Taking back Congress seems a perfect task for two such ambitious men as Schumer and Emanuel, who by dint of their abrasive personalities aren't likely to ever appear on a presidential ballot. In the 1980s, Emanuel was working for a consumer watchdog group in Illinois when a political journalist told him he didn’t have time to write about the group because his wife was having a baby. Emanuel showed up in the recovery room, said “Mazel Tov” and immediately asked, “when do you think you’ll be back to write that story?” He once sent a 2.5-foot dead fish to a pollster whose advice he didn’t like. Now 46, Emanuel went on to become one of President Clinton’s top political aides, pushing such popular ideas as expanding the use of school uniforms. He left government in 1998, made $16 million as an investment banker and then won a House seat representing his native Chicago in 2002. Since returning to the nation's capital, he’s mellowed slightly as a congressman, but is still known for occasionally yelling at congressional staffers and adding profanity to every other sentence. Schumer, who won a seat in the New York State Assembly at the age of 23 after graduating from Harvard Law School, is friendlier, but can be just as grating. Trying to get the White House to support a provision he wanted in a crime bill in 1994, he grabbed one of Clinton’s aides, backed him against a wall and said, “You’ve got to do this.” (It worked.) On the Senate Judiciary Committee, his colleagues occasionally tell him to stop talking so witnesses can actually answer his questions.

Both are well-suited for the sometimes ruthless work of running their party's campaign committees. Looking to knock off Pennsylvania Republican Senator Rick Santorum, Schumer recruited Bob Casey, the popular, anti-abortion rights secretary of state there, and pressured an abortion rights advocate running for the seat to withdraw—angering abortion rights activists who are key donors to the party. “The days are over when a Democratic candidate has to check off 18 politically correct boxes,” Schumer says.
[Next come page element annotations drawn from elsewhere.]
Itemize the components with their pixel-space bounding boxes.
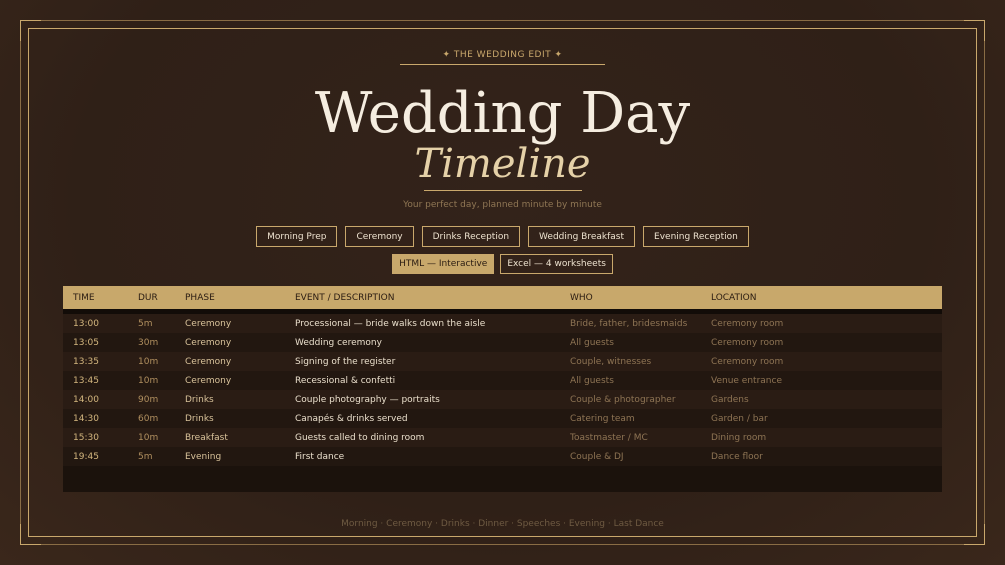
section-nav: Morning Prep Ceremony Drinks Reception W…	[0, 226, 1005, 247]
nav-morning-prep-button[interactable]: Morning Prep	[256, 226, 338, 247]
cell-location: Venue entrance	[711, 375, 782, 386]
table-row[interactable]: 13:35 10m Ceremony Signing of the regist…	[63, 352, 942, 371]
cell-event: Guests called to dining room	[295, 432, 425, 443]
page: ✦ THE WEDDING EDIT ✦ Wedding Day Timelin…	[0, 0, 1005, 565]
cell-event: Canapés & drinks served	[295, 413, 408, 424]
cell-phase: Drinks	[185, 413, 214, 424]
corner-ornament-top-right	[964, 20, 985, 41]
cell-who: Bride, father, bridesmaids	[570, 318, 688, 329]
cell-location: Dance floor	[711, 451, 763, 462]
cell-duration: 5m	[138, 318, 153, 329]
cell-location: Garden / bar	[711, 413, 768, 424]
corner-ornament-top-left	[20, 20, 41, 41]
cell-location: Ceremony room	[711, 318, 784, 329]
cell-location: Gardens	[711, 394, 749, 405]
cell-time: 14:00	[73, 394, 99, 405]
cell-time: 15:30	[73, 432, 99, 443]
cell-time: 13:45	[73, 375, 99, 386]
header-time[interactable]: TIME	[63, 293, 138, 303]
cell-duration: 60m	[138, 413, 159, 424]
cell-phase: Ceremony	[185, 337, 232, 348]
eyebrow-label: ✦ THE WEDDING EDIT ✦	[400, 50, 605, 65]
cell-duration: 10m	[138, 375, 159, 386]
cell-event: Signing of the register	[295, 356, 396, 367]
nav-ceremony-button[interactable]: Ceremony	[345, 226, 414, 247]
table-row[interactable]: 14:00 90m Drinks Couple photography — po…	[63, 390, 942, 409]
cell-location: Ceremony room	[711, 356, 784, 367]
cell-phase: Breakfast	[185, 432, 228, 443]
timeline-table: TIME DUR PHASE EVENT / DESCRIPTION WHO L…	[63, 286, 942, 492]
cell-duration: 10m	[138, 356, 159, 367]
footer-sections: Morning · Ceremony · Drinks · Dinner · S…	[341, 519, 664, 529]
header-location[interactable]: LOCATION	[711, 293, 871, 303]
cell-event: Recessional & confetti	[295, 375, 396, 386]
table-row[interactable]: 13:45 10m Ceremony Recessional & confett…	[63, 371, 942, 390]
nav-wedding-breakfast-button[interactable]: Wedding Breakfast	[528, 226, 636, 247]
cell-duration: 5m	[138, 451, 153, 462]
cell-time: 14:30	[73, 413, 99, 424]
table-row[interactable]: 19:45 5m Evening First dance Couple & DJ…	[63, 447, 942, 466]
nav-evening-reception-button[interactable]: Evening Reception	[643, 226, 749, 247]
cell-phase: Ceremony	[185, 356, 232, 367]
page-subtitle: Timeline	[414, 141, 591, 187]
cell-event: First dance	[295, 451, 345, 462]
cell-who: Toastmaster / MC	[570, 432, 648, 443]
table-row[interactable]: 14:30 60m Drinks Canapés & drinks served…	[63, 409, 942, 428]
table-row[interactable]: 15:30 10m Breakfast Guests called to din…	[63, 428, 942, 447]
cell-who: Couple, witnesses	[570, 356, 652, 367]
tagline: Your perfect day, planned minute by minu…	[403, 200, 602, 210]
cell-duration: 90m	[138, 394, 159, 405]
cell-duration: 10m	[138, 432, 159, 443]
header-phase[interactable]: PHASE	[185, 293, 295, 303]
cell-phase: Ceremony	[185, 375, 232, 386]
cell-time: 13:05	[73, 337, 99, 348]
cell-event: Couple photography — portraits	[295, 394, 440, 405]
mode-excel-button[interactable]: Excel — 4 worksheets	[500, 254, 613, 274]
header-who[interactable]: WHO	[570, 293, 711, 303]
cell-event: Wedding ceremony	[295, 337, 382, 348]
table-header: TIME DUR PHASE EVENT / DESCRIPTION WHO L…	[63, 286, 942, 309]
nav-drinks-reception-button[interactable]: Drinks Reception	[421, 226, 521, 247]
format-toggle: HTML — Interactive Excel — 4 worksheets	[0, 254, 1005, 274]
cell-who: Couple & DJ	[570, 451, 624, 462]
cell-time: 19:45	[73, 451, 99, 462]
page-title: Wedding Day	[314, 81, 691, 146]
cell-who: Couple & photographer	[570, 394, 676, 405]
cell-phase: Evening	[185, 451, 222, 462]
table-row[interactable]: 13:00 5m Ceremony Processional — bride w…	[63, 314, 942, 333]
cell-time: 13:00	[73, 318, 99, 329]
cell-location: Ceremony room	[711, 337, 784, 348]
cell-who: All guests	[570, 375, 614, 386]
cell-who: Catering team	[570, 413, 635, 424]
cell-phase: Drinks	[185, 394, 214, 405]
cell-duration: 30m	[138, 337, 159, 348]
header-event[interactable]: EVENT / DESCRIPTION	[295, 293, 570, 303]
cell-event: Processional — bride walks down the aisl…	[295, 318, 486, 329]
table-body: 13:00 5m Ceremony Processional — bride w…	[63, 314, 942, 466]
cell-time: 13:35	[73, 356, 99, 367]
cell-location: Dining room	[711, 432, 767, 443]
title-divider	[424, 190, 582, 191]
header-duration[interactable]: DUR	[138, 293, 185, 303]
mode-html-button[interactable]: HTML — Interactive	[392, 254, 495, 274]
cell-phase: Ceremony	[185, 318, 232, 329]
cell-who: All guests	[570, 337, 614, 348]
table-row[interactable]: 13:05 30m Ceremony Wedding ceremony All …	[63, 333, 942, 352]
In a congressional race in Illinois, Emanuel recruited Tammy Duckworth, a Army major who lost both her legs in Iraq, pushing aside another candidate already in the race and, in the process, alienating local Democrats.

But while the pair is following the lead of Karl Rove, the GOP strategist who often hand-picks which congressional candidates will run, they haven’t yet shown they can match his effectiveness. In Rhode Island, Schumer wanted another popular pro-life Democrat, James Langevin, to run, but Langevin passed on the Senate race after abortion rights groups sharply objected. Schumer has been one of the leaders in crafting the party's strategy on judicial nominations, but Senate Democrats put on one of the most feeble challenges of a Supreme Court nominee in recent memory during the Alito hearings. And two of Schumer’s committee aides stepped down last year amid accusations that they illegally obtained the credit report of Michael Steele, a GOP Senate candidate in Maryland. Emanuel, meanwhile, has been outraised by House Republicans ($60 million to $37 million) and hasn’t been able to match the sway of Schumer with his own colleagues. Over Emanuel's strong objections, House Democratic Leader Nancy Pelosi has called for a speedy withdrawal of American troops from Iraq, a position Emanuel has told friends may well cause political problems for the party.

More than anything, each man has the challenge of trying to market a party that is still struggling to find a unified, winning message. The Dems' leaders are divided on Iraq, haven’t agreed on what policy ideas they will offer in the fall and haven’t yet figured out how to convince Americans they’re as tough as the GOP on terrorism, which Rove said last week will again be the key issue for the GOP come November. Asked about the prospects for the fall, Emanuel declined and said, “my job is to affect races and not predict them.” He and Schumer may be impatient, but after twelve years of Republican rule, they know better than to be overconfident.